Decompression sickness (DCS) is a condition that may result from quick decompression, which may occur when diving or flying. One mechanism involved in DCS is the passage of venous gas emboli (VGE or “bubbles”) to the arterial side of circulation; this is known as arterialization.
Until recently, arterialization was considered a rare event except when there is a passage in the heart wall because of a patent foramen ovale, (PFO), atrial septal defect or ventricular septal defect. In people with normal hearts it was previously thought that when venous gas passed through the narrow pulmonary capillaries, the potential for VGE was eliminated. It is known that some pathways allow up to five percent of venous blood to bypass pulmonary capillary filters, but the caliber of these bypasses was considered too small to allow VGE to pass through. Occasionally, some bubbles would arterialize, but it was considered a rare event. Recently, however, several authors have reported postdive VGE arterialization, but the true incidence of this phenomenon was not known.

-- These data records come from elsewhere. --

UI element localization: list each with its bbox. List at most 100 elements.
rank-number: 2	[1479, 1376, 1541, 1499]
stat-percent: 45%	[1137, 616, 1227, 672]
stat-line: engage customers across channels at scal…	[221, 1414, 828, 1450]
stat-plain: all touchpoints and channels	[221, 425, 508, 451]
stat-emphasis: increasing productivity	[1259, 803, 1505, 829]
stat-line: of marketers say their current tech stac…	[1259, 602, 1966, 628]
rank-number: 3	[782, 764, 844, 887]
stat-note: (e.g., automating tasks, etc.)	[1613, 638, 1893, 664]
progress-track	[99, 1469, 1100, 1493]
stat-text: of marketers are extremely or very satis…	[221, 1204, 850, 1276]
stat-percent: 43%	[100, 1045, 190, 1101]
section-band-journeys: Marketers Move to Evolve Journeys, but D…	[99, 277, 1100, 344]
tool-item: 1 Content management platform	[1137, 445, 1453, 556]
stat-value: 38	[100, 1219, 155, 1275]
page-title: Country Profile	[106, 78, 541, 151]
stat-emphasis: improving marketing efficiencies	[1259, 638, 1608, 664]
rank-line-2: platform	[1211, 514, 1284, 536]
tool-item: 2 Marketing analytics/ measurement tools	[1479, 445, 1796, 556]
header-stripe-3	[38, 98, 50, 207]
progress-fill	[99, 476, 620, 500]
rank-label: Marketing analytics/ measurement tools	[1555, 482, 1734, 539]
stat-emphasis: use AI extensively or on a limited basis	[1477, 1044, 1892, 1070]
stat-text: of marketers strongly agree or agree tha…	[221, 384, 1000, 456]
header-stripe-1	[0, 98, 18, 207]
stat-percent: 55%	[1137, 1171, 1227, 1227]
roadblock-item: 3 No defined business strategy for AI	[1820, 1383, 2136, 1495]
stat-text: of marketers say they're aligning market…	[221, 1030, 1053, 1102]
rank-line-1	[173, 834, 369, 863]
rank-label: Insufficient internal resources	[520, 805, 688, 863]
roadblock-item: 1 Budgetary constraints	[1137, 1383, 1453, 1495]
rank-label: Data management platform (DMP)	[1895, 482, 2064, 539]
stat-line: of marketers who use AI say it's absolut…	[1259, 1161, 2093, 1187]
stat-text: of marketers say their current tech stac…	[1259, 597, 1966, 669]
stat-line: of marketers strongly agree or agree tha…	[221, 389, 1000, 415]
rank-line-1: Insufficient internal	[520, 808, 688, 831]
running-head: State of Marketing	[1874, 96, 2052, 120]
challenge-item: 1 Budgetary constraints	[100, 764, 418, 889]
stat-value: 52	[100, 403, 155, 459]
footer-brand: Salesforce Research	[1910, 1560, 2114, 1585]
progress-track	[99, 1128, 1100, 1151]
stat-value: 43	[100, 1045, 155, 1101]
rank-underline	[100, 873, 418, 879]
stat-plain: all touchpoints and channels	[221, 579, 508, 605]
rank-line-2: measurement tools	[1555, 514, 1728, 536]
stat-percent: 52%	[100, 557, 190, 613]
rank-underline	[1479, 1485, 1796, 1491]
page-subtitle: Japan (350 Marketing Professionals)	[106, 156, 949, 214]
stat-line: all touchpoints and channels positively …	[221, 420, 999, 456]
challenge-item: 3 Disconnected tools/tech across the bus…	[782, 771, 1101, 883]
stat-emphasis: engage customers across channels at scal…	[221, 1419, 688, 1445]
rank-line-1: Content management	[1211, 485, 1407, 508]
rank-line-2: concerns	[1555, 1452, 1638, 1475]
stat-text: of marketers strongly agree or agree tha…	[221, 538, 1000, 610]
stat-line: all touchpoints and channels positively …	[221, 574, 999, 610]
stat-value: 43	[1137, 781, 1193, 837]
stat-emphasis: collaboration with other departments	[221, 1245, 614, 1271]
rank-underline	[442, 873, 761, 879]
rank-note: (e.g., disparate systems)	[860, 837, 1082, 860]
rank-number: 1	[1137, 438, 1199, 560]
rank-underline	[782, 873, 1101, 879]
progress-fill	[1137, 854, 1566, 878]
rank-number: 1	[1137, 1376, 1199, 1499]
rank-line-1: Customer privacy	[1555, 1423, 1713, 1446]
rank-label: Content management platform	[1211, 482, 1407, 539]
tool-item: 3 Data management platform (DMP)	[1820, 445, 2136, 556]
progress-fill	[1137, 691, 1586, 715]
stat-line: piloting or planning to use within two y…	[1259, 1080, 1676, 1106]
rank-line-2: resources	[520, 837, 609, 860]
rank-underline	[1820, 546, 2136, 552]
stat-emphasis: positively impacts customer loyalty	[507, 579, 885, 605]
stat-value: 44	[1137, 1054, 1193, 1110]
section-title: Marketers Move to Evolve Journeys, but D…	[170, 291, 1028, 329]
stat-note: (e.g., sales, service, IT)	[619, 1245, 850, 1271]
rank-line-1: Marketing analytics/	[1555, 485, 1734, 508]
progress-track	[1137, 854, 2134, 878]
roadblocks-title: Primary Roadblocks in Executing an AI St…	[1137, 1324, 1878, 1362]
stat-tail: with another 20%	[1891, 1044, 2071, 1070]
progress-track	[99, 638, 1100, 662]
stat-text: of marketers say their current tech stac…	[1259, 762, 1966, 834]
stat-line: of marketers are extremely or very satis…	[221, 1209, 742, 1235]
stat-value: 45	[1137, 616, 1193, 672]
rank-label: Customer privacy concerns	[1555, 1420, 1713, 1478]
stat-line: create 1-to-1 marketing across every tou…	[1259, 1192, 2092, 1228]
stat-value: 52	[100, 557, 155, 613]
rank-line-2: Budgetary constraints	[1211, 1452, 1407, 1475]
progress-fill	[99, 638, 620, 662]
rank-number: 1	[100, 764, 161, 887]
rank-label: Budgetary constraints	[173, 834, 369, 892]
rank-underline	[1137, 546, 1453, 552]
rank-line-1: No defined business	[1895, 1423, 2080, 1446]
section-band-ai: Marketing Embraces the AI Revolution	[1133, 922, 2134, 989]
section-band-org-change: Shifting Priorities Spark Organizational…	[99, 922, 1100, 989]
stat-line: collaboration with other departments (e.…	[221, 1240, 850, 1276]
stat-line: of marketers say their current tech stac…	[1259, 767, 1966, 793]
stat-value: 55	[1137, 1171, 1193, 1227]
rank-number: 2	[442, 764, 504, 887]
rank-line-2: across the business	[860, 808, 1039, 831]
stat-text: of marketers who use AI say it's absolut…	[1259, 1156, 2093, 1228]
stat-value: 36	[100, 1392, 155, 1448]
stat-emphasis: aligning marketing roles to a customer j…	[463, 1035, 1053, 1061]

Our colleagues of University Split, Ljubkovic M., et al. studied VGE arterialization and published two papers. The first, “Determinants of arterial gas embolism after scuba diving” (http://jap.physiology.org/content/112/1/91.long), reports results of laboratory testing and postdive findings. They tested 34 subjects by injecting saline with air bubbles in an arm vein and used echocardiography to monitor for bubble passage to the left side of the heart. In 23 out of 34 subjects, the transpulmonary passage of bubbles was observed at rest or after mild exercise. Nine subjects with confirmed arterialization in lab conditions also experienced arterialization after a field dive. All nine had large amounts of VGE in their right heart (VGE grade of 4B or greater). In subjects with no arterialization in lab conditions, there was no arterialization postdive either despite five of them having VGE grade 4B.
Authors concluded that “Postdive VGE arterialization occurs in subjects that meet two criteria: 1) transpulmonary shunting of contrast bubbles at rest or at mild/moderate exercise and 2) VGE generation after a dive reaches the threshold grade.”
It is important to notice that none of the nine divers with echocardiographically detected arterialization had any symptoms or signs of DCS or cerebral arterial gas embolization (CAGE). There is also no clear evidence concerning long-term consequences of chronic embolization in divers without history of manifested DCS or CAGE. Read the Alert Diver article, “Effects of diving on the brain” to learn more.
The significance of these findings is dubious. In the first place, it is now clear that a certain level of arterialization occurs more often than previously assumed and proven. One of the reasons may be in increased resolution of new generations of echocardiography machines, which enables us to detect smaller VGE than before. Second, it is reasonable to assume that occurrence of DCS in cases of VGE arterialization depends on the size and quantity of VGE, but the threshold values are not known. Third, a loose relationship between the presence of PFO and DCS may be due to not accounting for transpulmonary bubble passage.
Thus, we are looking forward to results of a prospective study conducted by Germonpre, P. and colleagues, which relates to the presence of VGE in carotid artery (accounting for PFO and transpulmonary passage) to DCI.